5 Article Statins and pancreatic cancer risk: a nested case-control study. 2010

Bradley, Marie C / Hughes, Carmel M / Cantwell, Marie M / Murray, Liam J. ·Clinical and Practice Research Group, School of Pharmacy, Queen's University Belfast, 97 Lisburn Road, Belfast BT9 7BL, Northern Ireland, UK. marie.bradley@qub.ac.uk ·Cancer Causes Control · Pubmed #20697797.

ABSTRACT: OBJECTIVE: To investigate the relationship between statin use and pancreatic cancer risk. METHODS: A nested case-control study was conducted within the UK GPRD. Cases had a diagnosis of primary malignant neoplasia of the exocrine pancreas. Controls were matched with cases on general practice site, sex and year of birth. Exposure of interest was exposure to statins since entry into the GPRD until 1 year before the case diagnosis date. Conditional logistic regression analyses were used to generate ORs and 95% CI associated with statin use compared to non-use. RESULTS: A total of 1,141 pancreatic cancer cases and 7,954 controls were identified. Any use of a statin since entry into the GPRD (excluding the year prior to diagnosis) was not associated with the risk of pancreatic cancer OR 0.93 (95% CI, 0.76-1.14). Neither dose nor duration of statin use affected pancreatic cancer risk. When dose and duration of statin use combined were assessed, no evidence of reduced risk was seen for long-term users of high-dose statins OR 0.71 (0.42-1.20). Statin type (simvastatin vs atorvastatin) was not associated with pancreatic cancer risk. CONCLUSION: Statin use at doses for managing hypercholesterolaemia, in a UK population, was not associated with the risk of exocrine pancreatic cancer.

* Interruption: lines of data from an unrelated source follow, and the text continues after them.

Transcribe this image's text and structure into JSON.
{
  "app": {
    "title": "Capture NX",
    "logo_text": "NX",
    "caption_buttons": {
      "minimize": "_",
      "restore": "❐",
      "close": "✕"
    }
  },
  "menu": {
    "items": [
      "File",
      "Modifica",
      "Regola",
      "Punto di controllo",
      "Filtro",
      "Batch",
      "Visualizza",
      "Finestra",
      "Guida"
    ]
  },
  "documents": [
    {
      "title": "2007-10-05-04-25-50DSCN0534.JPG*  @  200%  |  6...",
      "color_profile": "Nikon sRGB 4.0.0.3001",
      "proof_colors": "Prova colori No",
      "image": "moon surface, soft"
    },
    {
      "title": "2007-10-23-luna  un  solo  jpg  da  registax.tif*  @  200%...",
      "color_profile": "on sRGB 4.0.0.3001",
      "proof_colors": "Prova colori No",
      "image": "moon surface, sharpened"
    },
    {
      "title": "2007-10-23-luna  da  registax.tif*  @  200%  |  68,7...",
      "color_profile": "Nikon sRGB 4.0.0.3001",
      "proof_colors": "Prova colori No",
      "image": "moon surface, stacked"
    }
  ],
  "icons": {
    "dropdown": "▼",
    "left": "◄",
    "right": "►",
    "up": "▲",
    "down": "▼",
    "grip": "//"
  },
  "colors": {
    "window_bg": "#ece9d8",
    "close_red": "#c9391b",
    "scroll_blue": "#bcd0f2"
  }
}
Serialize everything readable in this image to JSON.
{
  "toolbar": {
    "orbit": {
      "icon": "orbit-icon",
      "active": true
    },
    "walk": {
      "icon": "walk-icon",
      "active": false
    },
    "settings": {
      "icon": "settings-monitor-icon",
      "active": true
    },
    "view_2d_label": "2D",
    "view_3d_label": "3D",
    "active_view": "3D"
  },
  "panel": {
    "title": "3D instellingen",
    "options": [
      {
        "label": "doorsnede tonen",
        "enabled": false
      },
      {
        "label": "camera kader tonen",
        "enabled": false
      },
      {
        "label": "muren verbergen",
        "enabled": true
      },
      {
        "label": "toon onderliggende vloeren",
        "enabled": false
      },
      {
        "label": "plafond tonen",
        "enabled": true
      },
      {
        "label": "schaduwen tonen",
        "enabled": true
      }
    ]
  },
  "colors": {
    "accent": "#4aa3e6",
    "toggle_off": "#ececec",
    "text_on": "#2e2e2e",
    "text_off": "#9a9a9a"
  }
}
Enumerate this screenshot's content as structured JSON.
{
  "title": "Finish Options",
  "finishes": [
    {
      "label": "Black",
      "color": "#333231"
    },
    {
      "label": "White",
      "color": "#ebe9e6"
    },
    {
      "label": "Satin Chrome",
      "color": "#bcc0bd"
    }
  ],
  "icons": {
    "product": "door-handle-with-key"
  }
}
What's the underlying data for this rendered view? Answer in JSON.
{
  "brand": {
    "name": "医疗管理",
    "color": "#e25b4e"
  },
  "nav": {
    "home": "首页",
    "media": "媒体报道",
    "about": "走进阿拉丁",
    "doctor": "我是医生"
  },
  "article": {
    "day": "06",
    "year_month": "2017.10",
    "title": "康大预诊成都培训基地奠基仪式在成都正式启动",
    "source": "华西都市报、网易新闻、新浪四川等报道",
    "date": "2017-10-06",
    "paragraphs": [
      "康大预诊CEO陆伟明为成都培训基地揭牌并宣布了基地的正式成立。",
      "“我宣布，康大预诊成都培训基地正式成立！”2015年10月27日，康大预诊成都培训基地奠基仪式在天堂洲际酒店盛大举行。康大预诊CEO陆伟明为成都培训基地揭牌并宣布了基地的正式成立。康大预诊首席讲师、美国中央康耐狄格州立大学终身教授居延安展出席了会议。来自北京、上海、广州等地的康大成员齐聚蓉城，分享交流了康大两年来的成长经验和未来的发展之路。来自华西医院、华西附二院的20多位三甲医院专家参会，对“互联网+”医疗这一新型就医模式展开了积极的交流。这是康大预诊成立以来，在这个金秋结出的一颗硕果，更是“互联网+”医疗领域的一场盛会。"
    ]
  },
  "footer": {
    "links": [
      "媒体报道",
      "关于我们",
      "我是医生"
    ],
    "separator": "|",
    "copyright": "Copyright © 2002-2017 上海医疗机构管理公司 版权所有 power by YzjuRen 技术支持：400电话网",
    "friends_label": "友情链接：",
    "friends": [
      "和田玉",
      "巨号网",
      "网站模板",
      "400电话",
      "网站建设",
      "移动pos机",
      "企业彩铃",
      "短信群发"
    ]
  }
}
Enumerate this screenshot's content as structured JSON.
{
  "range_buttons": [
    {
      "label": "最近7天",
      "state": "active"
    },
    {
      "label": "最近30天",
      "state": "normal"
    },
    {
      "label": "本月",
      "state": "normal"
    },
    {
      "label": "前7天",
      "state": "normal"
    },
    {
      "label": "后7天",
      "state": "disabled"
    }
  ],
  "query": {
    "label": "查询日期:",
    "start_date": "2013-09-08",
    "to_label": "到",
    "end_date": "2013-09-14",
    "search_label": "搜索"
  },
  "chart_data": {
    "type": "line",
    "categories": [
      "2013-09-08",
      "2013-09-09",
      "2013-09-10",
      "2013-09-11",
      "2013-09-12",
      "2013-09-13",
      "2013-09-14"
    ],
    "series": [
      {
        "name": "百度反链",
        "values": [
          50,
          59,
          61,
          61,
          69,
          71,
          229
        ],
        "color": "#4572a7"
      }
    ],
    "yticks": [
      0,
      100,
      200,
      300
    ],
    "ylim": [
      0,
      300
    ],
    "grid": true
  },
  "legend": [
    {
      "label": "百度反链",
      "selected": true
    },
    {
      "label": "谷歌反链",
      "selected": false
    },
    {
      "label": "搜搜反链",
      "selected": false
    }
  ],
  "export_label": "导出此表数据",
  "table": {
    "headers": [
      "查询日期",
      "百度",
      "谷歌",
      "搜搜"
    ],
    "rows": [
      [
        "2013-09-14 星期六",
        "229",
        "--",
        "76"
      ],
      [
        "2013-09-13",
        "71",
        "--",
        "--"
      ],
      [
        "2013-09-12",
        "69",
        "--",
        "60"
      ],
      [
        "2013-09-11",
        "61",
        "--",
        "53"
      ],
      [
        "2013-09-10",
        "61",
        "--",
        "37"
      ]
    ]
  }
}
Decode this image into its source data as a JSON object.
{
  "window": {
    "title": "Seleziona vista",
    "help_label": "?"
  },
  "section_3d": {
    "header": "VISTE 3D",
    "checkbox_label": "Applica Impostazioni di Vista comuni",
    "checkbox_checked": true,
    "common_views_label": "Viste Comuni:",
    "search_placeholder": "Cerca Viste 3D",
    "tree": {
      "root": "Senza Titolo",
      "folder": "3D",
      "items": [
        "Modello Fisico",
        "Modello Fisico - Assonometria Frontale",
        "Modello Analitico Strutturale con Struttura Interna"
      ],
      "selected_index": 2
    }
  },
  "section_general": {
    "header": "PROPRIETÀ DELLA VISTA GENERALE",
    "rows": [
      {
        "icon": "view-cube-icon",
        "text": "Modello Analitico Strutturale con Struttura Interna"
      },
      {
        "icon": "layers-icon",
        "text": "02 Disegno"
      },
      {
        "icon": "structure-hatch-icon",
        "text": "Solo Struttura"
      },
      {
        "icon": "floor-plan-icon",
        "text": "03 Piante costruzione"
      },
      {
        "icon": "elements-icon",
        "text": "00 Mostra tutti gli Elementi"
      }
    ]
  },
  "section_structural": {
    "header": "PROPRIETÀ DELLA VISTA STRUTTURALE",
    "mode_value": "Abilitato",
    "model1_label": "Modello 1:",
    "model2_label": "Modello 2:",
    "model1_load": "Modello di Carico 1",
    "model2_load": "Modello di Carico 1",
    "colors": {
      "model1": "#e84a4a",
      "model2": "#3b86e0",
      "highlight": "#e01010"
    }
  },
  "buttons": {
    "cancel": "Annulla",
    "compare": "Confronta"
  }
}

6 Article Non-steroidal anti-inflammatory drugs and pancreatic cancer risk: a nested case-control study. 2010

Bradley, M C / Hughes, C M / Cantwell, M M / Napolitano, G / Murray, L J. ·Cancer Epidemiology and Prevention Research Group, Centre for Public Health, Queen's University, Mulhouse Building, Royal Victoria Hospital, Belfast BT12 6BJ, Northern Ireland, UK. ·Br J Cancer · Pubmed #20372155.

ABSTRACT: BACKGROUND: Non-steroidal anti-inflammatory drug (NSAID) use has been linked with pancreatic cancer risk; however, findings from epidemiological studies are inconsistent. METHODS: A nested case-control study was conducted within the UK General Practice Research Database. Cases (n=1141) had a diagnosis of primary cancer of the exocrine pancreas between January 1995 and June 2006. Controls (n=7954) were matched with each case on general practice site, sex and year of birth. Conditional logistic regression analyses were used to generate odds ratios (OR) and 95% confidence intervals (CI) associated with NSAID use compared with non-use. RESULTS: Any use of NSAID in the 5 years before the index date or since entry into the database (excluding the year before diagnosis) was not associated with risk of pancreatic cancer; OR 0.96 (95% CI, 0.84-1.10) and 1.03 (95% CI 0.89-1.19), respectively. Exposure to NSAIDs for > 773 days, in the 5 years pre-diagnosis, was associated with a reduced risk of pancreatic cancer OR 0.78 (95%CI 0.62-0.97). There was evidence of reduced pancreatic cancer risk with long-term use (5 years or more) of lower doses of NSAIDs OR 0.70 (95% CI 0.49-0.99). CONCLUSION: Long-term exposure to NSAIDs may be associated with a reduction in risk of pancreatic cancer.